Code I use to create a blank model:

from gensim import models
import spacy
import numpy as np
from prodigy.util import export_model_data
from spacy.lang.en import English
from spacy.pipeline import EntityRecognizer
from spacy.pipeline import SentenceSegmenter
from spacy.pipeline import DependencyParser
import logging


def pkl_to_bin(pkl_file, bin_file):
    logging.info("converting word2vec to bin file")
    word2vec = models.Word2Vec.load(pkl_file)
    word2vec.wv.save_word2vec_format(bin_file)
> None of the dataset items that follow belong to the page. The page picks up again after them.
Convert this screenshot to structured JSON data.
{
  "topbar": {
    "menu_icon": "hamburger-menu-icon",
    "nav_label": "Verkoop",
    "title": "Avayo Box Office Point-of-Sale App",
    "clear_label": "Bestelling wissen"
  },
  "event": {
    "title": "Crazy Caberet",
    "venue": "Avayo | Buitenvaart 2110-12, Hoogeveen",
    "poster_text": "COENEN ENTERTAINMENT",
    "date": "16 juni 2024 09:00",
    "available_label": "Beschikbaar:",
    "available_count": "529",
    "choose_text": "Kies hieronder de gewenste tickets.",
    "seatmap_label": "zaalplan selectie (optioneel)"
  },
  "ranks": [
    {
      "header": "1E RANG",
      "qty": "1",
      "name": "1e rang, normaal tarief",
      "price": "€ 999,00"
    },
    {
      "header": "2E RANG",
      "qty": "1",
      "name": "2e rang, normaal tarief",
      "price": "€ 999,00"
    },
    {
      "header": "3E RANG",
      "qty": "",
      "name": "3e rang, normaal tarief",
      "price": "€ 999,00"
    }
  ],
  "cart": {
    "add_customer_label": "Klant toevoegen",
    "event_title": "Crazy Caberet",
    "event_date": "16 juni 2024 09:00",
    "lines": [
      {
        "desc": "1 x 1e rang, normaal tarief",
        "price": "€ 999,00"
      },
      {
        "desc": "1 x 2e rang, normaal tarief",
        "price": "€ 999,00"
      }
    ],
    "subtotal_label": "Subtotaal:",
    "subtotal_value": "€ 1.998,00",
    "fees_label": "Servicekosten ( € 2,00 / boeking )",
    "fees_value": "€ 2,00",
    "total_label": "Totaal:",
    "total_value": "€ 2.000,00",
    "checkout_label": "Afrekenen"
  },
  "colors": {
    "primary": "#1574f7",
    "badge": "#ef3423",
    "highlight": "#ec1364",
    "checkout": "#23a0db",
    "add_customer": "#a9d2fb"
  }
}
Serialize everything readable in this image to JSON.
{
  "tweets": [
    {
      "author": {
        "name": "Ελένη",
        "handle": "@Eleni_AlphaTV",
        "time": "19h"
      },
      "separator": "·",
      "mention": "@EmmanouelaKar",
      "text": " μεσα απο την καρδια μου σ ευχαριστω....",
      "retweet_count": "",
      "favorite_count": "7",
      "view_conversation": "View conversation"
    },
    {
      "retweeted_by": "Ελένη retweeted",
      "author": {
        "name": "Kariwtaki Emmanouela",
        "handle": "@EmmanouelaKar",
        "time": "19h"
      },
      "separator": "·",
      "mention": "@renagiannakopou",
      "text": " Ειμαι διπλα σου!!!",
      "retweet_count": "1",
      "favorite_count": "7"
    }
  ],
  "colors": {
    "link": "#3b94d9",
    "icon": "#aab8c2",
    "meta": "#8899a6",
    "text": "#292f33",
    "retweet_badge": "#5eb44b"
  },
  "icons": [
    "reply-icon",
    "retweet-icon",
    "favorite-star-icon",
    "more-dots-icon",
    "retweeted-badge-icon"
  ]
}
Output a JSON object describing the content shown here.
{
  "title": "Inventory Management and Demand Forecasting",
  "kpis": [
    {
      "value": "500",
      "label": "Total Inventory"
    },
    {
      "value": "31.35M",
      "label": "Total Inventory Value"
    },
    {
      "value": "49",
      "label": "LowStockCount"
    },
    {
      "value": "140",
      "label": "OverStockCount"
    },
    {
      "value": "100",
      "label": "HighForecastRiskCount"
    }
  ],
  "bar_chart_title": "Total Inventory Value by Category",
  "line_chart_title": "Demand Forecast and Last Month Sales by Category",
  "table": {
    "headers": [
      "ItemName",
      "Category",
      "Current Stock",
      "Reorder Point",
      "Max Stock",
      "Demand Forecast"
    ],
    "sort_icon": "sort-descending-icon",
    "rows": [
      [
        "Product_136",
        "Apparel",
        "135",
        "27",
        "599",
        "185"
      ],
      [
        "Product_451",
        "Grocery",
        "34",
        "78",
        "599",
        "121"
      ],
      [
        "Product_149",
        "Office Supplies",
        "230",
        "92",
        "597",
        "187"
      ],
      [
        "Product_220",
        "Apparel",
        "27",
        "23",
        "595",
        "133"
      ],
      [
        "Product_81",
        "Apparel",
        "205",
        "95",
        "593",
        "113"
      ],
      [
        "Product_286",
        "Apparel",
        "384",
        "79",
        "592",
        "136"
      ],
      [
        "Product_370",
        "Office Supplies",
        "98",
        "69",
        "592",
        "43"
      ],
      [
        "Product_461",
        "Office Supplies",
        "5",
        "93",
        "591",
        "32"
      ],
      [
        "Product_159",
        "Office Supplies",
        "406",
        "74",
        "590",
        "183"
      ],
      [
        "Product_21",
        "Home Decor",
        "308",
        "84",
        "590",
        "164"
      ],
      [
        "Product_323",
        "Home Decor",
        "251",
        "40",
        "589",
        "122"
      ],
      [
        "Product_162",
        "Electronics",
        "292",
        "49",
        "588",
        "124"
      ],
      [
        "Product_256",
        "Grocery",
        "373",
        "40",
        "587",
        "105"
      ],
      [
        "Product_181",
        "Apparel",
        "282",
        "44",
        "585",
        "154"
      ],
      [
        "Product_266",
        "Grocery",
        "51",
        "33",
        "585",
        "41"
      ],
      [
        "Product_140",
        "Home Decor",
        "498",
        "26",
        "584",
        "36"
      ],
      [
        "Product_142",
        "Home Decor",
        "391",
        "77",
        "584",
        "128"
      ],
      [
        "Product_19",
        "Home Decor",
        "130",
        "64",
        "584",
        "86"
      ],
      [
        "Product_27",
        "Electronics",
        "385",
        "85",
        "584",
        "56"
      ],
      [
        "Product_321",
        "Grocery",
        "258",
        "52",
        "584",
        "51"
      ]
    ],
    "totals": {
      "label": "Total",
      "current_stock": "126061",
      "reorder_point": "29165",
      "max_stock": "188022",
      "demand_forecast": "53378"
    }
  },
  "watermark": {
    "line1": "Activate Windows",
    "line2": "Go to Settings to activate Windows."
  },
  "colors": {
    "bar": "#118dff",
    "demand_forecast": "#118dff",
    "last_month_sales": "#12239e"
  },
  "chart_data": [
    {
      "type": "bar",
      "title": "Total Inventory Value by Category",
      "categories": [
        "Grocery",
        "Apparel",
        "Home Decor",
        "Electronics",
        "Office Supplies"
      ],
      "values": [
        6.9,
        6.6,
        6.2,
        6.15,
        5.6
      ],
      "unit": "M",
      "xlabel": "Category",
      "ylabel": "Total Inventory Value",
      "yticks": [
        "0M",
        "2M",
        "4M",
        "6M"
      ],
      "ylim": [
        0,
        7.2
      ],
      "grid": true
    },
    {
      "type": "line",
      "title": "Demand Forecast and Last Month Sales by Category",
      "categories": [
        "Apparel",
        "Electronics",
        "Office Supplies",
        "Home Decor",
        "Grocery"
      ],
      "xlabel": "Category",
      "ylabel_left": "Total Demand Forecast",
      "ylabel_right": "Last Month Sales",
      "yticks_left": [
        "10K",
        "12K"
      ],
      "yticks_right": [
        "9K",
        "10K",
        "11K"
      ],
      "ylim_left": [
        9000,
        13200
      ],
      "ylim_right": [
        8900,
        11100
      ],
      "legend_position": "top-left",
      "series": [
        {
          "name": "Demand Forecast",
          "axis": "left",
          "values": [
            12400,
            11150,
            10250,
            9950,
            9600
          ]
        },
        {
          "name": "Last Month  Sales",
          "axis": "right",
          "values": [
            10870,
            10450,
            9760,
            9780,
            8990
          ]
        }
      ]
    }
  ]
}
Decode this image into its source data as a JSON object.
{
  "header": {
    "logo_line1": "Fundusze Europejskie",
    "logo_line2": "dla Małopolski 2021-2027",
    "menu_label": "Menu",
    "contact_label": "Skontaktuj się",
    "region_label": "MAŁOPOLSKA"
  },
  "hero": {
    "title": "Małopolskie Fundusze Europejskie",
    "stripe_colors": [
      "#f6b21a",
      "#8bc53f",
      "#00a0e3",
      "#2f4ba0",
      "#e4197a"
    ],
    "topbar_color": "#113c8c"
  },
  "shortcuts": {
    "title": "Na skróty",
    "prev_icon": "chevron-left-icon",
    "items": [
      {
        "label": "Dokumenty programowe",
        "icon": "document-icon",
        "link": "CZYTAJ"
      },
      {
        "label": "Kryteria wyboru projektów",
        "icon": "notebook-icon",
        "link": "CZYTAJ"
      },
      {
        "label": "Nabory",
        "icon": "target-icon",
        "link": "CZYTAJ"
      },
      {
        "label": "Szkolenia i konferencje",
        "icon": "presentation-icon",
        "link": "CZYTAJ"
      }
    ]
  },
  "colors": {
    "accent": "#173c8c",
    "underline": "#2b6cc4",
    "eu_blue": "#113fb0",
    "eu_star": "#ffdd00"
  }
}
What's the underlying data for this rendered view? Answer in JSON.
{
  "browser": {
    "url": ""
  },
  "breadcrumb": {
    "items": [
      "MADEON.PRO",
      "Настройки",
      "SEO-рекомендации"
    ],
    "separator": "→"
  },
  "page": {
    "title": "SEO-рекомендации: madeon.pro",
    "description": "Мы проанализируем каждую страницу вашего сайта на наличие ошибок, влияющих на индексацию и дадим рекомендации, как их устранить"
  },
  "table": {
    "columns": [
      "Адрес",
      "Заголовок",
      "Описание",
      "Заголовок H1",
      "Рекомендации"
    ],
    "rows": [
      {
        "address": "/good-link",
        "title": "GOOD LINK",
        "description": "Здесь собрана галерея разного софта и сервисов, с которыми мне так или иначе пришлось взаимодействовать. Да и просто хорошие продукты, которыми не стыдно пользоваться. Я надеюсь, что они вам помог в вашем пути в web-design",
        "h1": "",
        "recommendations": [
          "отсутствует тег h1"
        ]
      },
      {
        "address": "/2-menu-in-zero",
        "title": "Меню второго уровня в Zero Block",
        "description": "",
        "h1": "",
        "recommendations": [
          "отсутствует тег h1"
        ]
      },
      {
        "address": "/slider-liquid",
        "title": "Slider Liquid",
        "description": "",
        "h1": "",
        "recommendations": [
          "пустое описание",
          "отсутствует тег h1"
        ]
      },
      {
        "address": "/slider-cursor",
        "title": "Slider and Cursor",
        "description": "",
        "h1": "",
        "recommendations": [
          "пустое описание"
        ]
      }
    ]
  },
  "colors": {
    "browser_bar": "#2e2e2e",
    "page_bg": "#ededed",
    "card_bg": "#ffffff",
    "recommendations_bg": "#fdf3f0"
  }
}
def create_blank_spacy(entities):
    logging.info("creating blank model")
    nlp = spacy.blank('en')
    tokenizer = English().Defaults.create_tokenizer(nlp)
    ner = EntityRecognizer(nlp.vocab)
    for entity in entities:
        ner.add_label(entity)

    nlp.add_pipe(ner)
    nlp.add_pipe(SentenceSegmenter(nlp.vocab))
    nlp.add_pipe(DependencyParser(nlp.vocab))
    return nlp


def add_vectors_to_model(spacy_model, w2v_bin_file):
    logging.info("adding vectors to blank model")
    rows, cols = 0, 0
    for i, line in enumerate(open(w2v_bin_file, 'r')):
        if i == 0:
            rows, cols = line.split()
            rows, cols = int(rows), int(cols)
            spacy_model.vocab.reset_vectors(shape=(rows,cols))
        else:
            word, *vec = line.split()
            vec = np.array([float(i) for i in vec])
            spacy_model.vocab.set_vector(word, vec)


def model_to_disk(model, model_name, model_outfile):
    logging.info("saving model to disk")
    optimizer = nlp.begin_training(lambda: [])
    model.meta['name'] = model_name
    model.to_disk(model_outfile)


if __name__ == '__main__':
    logging.getLogger().setLevel(logging.INFO)
    word2vec_model_file = "../apparel/models/w2v/product_word2vec.pkl"
    word2vec_bin_file = "../apparel/models/w2v/product_word2vec.bin"
    spacy_word2vec = "en_core_apparel"

    pkl_to_bin(word2vec_model_file, word2vec_bin_file)
    nlp = create_blank_spacy(['BRAND', 'PRODUCT_TYPE', 'SIZE', 'MATERIAL', 'AGE', 'COLOUR', 'GENDER'])
    add_vectors_to_model(nlp, word2vec_bin_file)
    model_to_disk(nlp, spacy_word2vec, spacy_word2vec)

A bit more info:

I am on spacy version 2.0.11. Running python 3.6.1

Thanks for the detailed example! Your code is also very readable, which makes things much easier…

We’ve been trying to track down a bug that causes segmentation faults in NER training across a few other issues, but I actually wonder whether you’re seeing a different issue here.

Does it still crash if you remove the parser and sentence segmenter? I’m particularly suspicious of the parser, as it would be an entirely blank model. Also, does it still crash if you don’t add the word vectors, but do everything else the same as you have here?

Thanks Matthew.

You were right to be suspicious of the parser. When I comment out only nlp.add_pipe(DependencyParser(nlp.vocab)), I can create a blank model that I can then successfully use in ner.batch-train. It works fine with my vectors. Hope that helps you. I’m guessing I’ve not done enough reading to understand why a dependency parser is or is not needed - I don’t need it for what I am doing anyway.

Thanks! We’ll add a test to check that blank parsers don’t misbehave like this.